The service MAY expire research objects from any state after a reasonable or configured period of time (like 48 hours). The service SHOULD respond 410 Gone for requests to an expired RO or any of its resources.
This specification does not specify the authentication mechanism for accessing the service or the underlying workflow system. It is envisioned that a system using OAuth 2.0 with common users on both the Workflow Runner API and the underlying workflow system would provide reasonable authentication measures.
The service SHOULD NOT expose workflow runs or its data that the authenticated user should not have access to.

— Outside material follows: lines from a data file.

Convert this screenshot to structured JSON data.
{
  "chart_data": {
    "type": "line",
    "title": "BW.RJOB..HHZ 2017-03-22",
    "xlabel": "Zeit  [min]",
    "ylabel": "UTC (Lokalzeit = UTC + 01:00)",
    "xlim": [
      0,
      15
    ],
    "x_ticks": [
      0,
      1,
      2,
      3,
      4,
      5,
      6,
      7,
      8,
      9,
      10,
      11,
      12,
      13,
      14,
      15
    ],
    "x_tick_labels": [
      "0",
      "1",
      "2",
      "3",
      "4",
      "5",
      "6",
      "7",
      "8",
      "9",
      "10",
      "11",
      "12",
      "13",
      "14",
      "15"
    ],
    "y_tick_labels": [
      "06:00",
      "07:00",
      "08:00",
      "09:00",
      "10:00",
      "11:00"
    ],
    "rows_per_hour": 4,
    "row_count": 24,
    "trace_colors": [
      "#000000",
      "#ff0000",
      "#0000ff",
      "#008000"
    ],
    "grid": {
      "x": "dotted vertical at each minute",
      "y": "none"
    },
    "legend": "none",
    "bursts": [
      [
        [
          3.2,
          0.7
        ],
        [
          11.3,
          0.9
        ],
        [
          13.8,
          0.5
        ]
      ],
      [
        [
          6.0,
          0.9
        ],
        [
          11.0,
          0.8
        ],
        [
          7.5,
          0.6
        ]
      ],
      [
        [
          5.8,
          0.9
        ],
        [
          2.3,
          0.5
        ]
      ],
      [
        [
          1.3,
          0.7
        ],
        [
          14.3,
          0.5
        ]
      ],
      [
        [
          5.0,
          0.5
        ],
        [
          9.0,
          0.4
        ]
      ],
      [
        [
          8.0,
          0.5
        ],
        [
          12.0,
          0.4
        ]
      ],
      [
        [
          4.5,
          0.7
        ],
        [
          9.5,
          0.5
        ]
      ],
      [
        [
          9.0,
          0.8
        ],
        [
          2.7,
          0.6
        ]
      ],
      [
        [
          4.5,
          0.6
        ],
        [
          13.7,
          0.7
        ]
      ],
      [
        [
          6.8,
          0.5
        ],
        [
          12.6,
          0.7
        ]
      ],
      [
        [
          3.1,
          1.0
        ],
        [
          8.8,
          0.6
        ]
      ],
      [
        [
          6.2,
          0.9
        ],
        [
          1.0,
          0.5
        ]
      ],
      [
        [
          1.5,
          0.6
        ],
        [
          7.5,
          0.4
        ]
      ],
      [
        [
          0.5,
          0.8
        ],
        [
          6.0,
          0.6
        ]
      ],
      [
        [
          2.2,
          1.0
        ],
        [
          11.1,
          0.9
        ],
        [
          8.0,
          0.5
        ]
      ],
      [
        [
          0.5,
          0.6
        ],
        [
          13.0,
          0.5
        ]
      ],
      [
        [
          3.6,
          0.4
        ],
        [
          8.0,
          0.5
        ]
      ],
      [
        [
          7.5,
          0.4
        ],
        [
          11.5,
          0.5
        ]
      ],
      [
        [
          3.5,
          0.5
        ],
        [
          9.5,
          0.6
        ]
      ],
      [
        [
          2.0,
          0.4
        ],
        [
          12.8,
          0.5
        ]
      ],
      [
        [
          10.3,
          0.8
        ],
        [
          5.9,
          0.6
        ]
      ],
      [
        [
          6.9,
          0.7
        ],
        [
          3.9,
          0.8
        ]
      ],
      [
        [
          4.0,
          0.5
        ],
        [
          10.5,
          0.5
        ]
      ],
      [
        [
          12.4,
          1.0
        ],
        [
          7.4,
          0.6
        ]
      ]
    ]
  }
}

This service, by its nature, allows execution of arbitrary workflows of the supported workflow system. Depending on the workflow system, this might give the client execution rights on the underlying workflow server, which might be used to expose the data of other users of the service, in addition to be a platform for further exploits. This service might allows uploading of arbitrary data as workflows, workflow inputs and files in a working directory, which could be used by attackers for hosting unwanted content such as spam links and pornographic content. Even pre-approved workflows might in some cases be the subject of abuse if the service allows execution with arbitrary content, for instance to cause out of memory exceptions or SQL injections.
Implementations should ensure that the underlying workflow server is subject to additional security constraints, such as firewalls, user isolation (sudo) and use of virtual machines with snapshot rollback. Implementations should prevent workflow executions access to any security tokens needed by the Workflow Runner Service, for instance to prevent an malign workflow from submitting additional workflow runs.
This service should preferably only allow execution by a pre-approved list of accountable users, ie. users who could otherwise be given direct execution rights on the underlying execution platform, although it may allow unauthenticated execution on third-party workflow systems which authentication details are provided by the client. It is outside the scope of this specification how to provide these details to the service.
The first implementation of this service will interface the Taverna Server using its REST API and will be made available on the Wf4Ever sandbox.